Academic standards define what Mississippi students are expected to learn at each grade level to graduate ready for success in college and career. How the standards are taught – the curriculum or methods and materials used – is decided at the local level, as it was with previous standards.
Of the 10 percent of respondents who indicated they would like to see some sort of change in one or more of the standards, most of the suggested changes (842 total out of 8,521), 65 percent wanted one or more of the standards moved to a different grade level; 28 percent suggested a rewrite of a standard and about 9 percent wanted to see a current standard broken into two or more standards. Respondents could suggest more than one change to the standards.
Other key results were:
- 112 school districts were represented in the comments, or nearly 78 percent of the 144 districts.
- No one suggested removing a standard.
- The ELA standards that received the most feedback were in Kindergarten.
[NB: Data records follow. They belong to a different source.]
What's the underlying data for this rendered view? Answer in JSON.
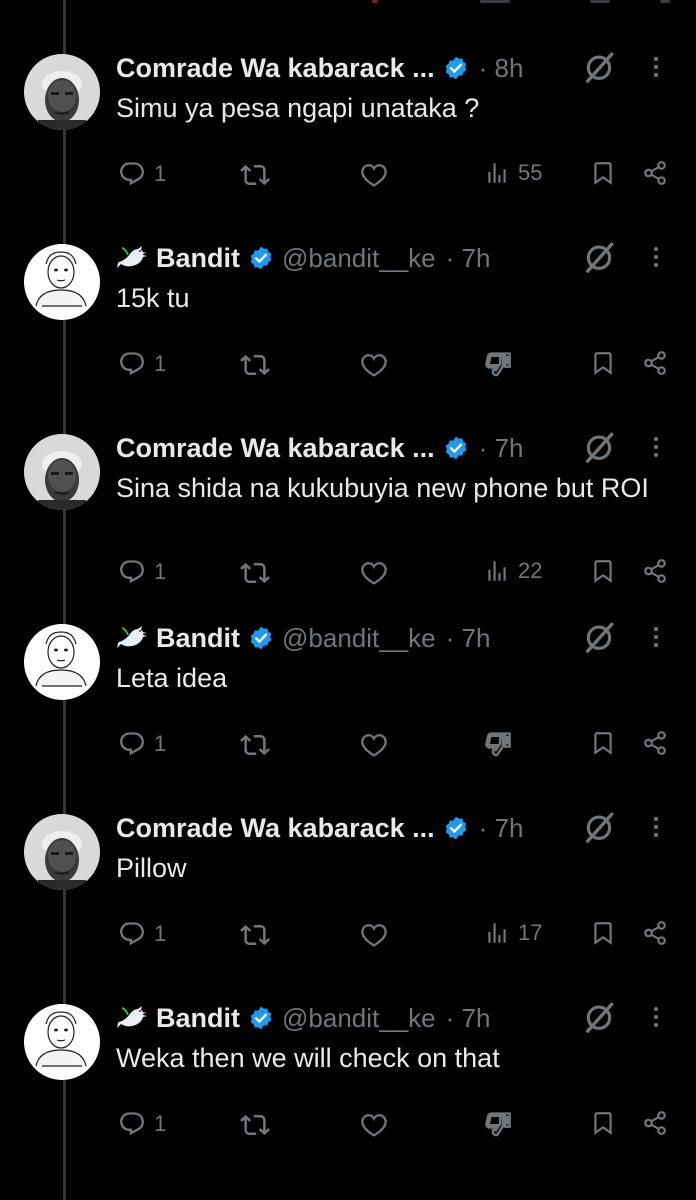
{
  "colors": {
    "background": "#000000",
    "text": "#e7e9ea",
    "muted": "#71767b",
    "verified": "#1d9bf0",
    "thread_line": "#333639"
  },
  "icons": {
    "reply": "reply-bubble-icon",
    "retweet": "retweet-icon",
    "like": "heart-icon",
    "views": "bar-chart-icon",
    "downvote": "thumbs-down-icon",
    "bookmark": "bookmark-icon",
    "share": "share-icon",
    "grok": "grok-slash-icon",
    "more": "vertical-ellipsis-icon",
    "verified": "verified-badge-icon",
    "dove": "dove-emoji"
  },
  "tweets": [
    {
      "author": "Comrade Wa kabarack ...",
      "handle": "",
      "time": "· 8h",
      "text": "Simu ya pesa ngapi unataka ?",
      "reply_count": "1",
      "views": "55",
      "has_views": true
    },
    {
      "author": "Bandit",
      "handle": "@bandit__ke",
      "time": "· 7h",
      "text": "15k tu",
      "reply_count": "1",
      "views": "",
      "has_views": false
    },
    {
      "author": "Comrade Wa kabarack ...",
      "handle": "",
      "time": "· 7h",
      "text": "Sina shida na kukubuyia new phone but ROI",
      "reply_count": "1",
      "views": "22",
      "has_views": true
    },
    {
      "author": "Bandit",
      "handle": "@bandit__ke",
      "time": "· 7h",
      "text": "Leta idea",
      "reply_count": "1",
      "views": "",
      "has_views": false
    },
    {
      "author": "Comrade Wa kabarack ...",
      "handle": "",
      "time": "· 7h",
      "text": "Pillow",
      "reply_count": "1",
      "views": "17",
      "has_views": true
    },
    {
      "author": "Bandit",
      "handle": "@bandit__ke",
      "time": "· 7h",
      "text": "Weka then we will check on that",
      "reply_count": "1",
      "views": "",
      "has_views": false
    }
  ]
}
Most wanted some standards moved to a higher grade.
- The math standards that received the most feedback were in Algebra I, with requests to either move certain standards to another grade or rewrite the standard.
Teams of content experts, teachers from K-12 and postsecondary institutions, and parents are working with agency staff to review all of the feedback collected as part of the forum. These teams will propose revisions that have merit for improving the overall quality and appropriateness of the standards to promote college/career readiness for all students.
The Center on Standards and Assessment Implementation (CSAI) will facilitate the review committee meetings scheduled for Sept. 21-22. CSAI provides state education agencies and Regional Comprehensive Centers with research support, technical assistance, tools, and other resources to help inform decisions about standards, assessment, and accountability. This organization has provided assistance to Kentucky, Arizona and Indiana when they reviewed their standards.
Proposed changes will be presented to the Board for consideration by December. Any changes to the standards would not be implemented until the 2016-17 school year.